Now there are no excuses and Alaskans’ patience with delay is exhausted. It’s time to chart a course to a balanced budget.

The first special session this year saw legislators pass a budget and oil tax credit legislation but stall out on the issue most fundamental to Alaska’s fiscal future: The restructuring of permanent fund earnings to provide for a reduced dividend and a stable source of income for government services. Though Gov. Walker’s plan, Senate Bill 128, passed the Senate by a 14-5 vote, it ran into trouble in the house, where many Republicans and Democrats lined up against it for different professed reasons. Republicans said they wanted more cuts to the budget many of them had just signed, while Democrats wanted to take another crack at just-passed oil tax credit legislation to reduce development credits to producers. An unspoken issue that was also clearly at play: 2016 is an election year, and the amount of rage generated by proposed changes to fund earnings in some quarters of the electorate is clearly a worry for legislators eyeing their prospects in October.

Seeing this, Gov. Walker acted to remove the political obstacles by taking the blame for them himself. He vetoed the payment of $410 million in oil tax credits and removed hundreds of millions of dollars in state spending from the budget. Most importantly, he reduced the allocation from the permanent fund earnings reserve by roughly half, taking responsibility for residents’ smaller checks this fall than they would have received otherwise. As a result, legislators won’t have the worry of political repercussions of reducing that allocation themselves. It’s time for them to get down to business.

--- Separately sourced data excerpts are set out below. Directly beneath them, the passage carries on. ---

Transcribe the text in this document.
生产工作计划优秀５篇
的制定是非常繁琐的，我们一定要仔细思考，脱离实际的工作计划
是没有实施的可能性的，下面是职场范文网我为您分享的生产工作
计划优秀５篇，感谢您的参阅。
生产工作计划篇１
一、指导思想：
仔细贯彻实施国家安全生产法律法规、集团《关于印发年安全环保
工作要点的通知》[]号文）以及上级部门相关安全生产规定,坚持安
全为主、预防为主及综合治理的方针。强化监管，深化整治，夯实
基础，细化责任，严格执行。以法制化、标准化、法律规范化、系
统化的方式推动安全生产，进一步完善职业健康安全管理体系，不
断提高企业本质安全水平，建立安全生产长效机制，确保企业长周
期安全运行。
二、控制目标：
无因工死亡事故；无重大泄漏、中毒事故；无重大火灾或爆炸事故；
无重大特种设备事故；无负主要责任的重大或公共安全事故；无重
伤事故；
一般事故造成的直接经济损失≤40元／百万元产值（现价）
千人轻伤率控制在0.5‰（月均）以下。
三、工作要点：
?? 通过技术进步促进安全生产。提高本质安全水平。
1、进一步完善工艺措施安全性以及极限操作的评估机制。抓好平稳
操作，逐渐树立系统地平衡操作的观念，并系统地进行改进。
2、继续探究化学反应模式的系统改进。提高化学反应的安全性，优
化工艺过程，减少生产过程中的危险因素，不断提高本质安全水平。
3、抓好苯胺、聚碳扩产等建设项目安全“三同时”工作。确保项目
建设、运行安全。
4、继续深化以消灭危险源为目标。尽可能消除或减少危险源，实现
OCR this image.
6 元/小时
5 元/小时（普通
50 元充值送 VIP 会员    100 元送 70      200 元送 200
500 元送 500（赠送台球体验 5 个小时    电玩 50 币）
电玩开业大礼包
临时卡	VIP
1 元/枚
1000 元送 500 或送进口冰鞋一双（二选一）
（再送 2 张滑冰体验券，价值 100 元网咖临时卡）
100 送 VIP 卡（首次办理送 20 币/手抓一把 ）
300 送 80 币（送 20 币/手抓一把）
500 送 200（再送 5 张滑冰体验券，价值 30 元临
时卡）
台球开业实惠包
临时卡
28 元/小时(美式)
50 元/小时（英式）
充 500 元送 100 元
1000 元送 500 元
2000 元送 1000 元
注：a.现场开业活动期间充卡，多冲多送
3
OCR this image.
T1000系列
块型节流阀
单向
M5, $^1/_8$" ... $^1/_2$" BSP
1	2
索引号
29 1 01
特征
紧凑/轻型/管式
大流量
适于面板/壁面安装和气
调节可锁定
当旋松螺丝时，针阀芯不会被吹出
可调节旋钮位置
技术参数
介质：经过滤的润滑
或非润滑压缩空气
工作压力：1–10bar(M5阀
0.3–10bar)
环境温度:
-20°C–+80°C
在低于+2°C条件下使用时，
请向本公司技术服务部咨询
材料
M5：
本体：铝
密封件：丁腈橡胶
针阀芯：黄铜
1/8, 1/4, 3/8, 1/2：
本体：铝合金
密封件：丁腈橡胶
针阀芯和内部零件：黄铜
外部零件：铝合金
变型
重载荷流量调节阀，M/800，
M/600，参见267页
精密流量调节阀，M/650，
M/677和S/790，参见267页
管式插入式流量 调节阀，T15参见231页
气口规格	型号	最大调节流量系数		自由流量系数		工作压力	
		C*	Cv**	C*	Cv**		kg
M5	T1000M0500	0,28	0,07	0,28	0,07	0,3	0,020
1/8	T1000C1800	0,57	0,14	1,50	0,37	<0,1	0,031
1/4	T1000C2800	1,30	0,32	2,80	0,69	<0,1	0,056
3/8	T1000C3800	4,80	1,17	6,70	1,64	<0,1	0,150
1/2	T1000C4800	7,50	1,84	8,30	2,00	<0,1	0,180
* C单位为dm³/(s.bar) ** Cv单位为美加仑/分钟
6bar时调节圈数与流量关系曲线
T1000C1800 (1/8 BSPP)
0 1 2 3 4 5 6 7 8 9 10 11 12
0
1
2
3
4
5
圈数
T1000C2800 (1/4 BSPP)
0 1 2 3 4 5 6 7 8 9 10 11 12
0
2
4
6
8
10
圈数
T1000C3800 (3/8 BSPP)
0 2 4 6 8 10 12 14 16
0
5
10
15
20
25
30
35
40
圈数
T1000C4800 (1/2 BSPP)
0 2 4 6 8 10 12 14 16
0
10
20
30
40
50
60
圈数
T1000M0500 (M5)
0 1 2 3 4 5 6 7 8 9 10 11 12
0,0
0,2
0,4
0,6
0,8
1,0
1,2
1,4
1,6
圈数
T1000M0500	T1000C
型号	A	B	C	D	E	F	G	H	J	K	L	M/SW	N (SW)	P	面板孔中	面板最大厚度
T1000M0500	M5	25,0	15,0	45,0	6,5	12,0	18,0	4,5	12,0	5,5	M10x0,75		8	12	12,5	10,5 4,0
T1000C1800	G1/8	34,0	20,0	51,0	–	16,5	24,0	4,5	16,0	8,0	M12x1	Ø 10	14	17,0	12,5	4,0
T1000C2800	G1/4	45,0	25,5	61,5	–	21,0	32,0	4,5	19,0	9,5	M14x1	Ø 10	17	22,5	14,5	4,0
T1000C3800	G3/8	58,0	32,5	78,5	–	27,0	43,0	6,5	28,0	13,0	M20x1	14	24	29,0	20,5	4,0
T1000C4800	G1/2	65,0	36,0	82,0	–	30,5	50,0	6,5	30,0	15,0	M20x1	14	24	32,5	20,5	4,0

While there has been plenty of inflated rhetoric on the budget issue, the math is simple enough: Cuts that would reduce the cost of government to match current revenues would not only devastate state services and put thousands of Alaskans out of work, there’s no way to close the gap through cuts alone. In a similar vein, the kind of personal taxes necessary to cover the gap through increased revenues would do great damage to the state economy and the household budgets of its residents. The only revenue measure that will go a substantial percentage of the way toward achieving a balanced budget is restructuring the earnings of the permanent fund. And far from eliminating the dividend as some falsely claim, this course of action is the only realistic way to protect it while maintaining essential state services.

Legislators know this, and they no longer have the political consequences of reducing the dividend themselves to worry about. It’s time for them to take revenue action that will protect the state’s services, its economy and the continued existence of the permanent fund dividend. There are no excuses.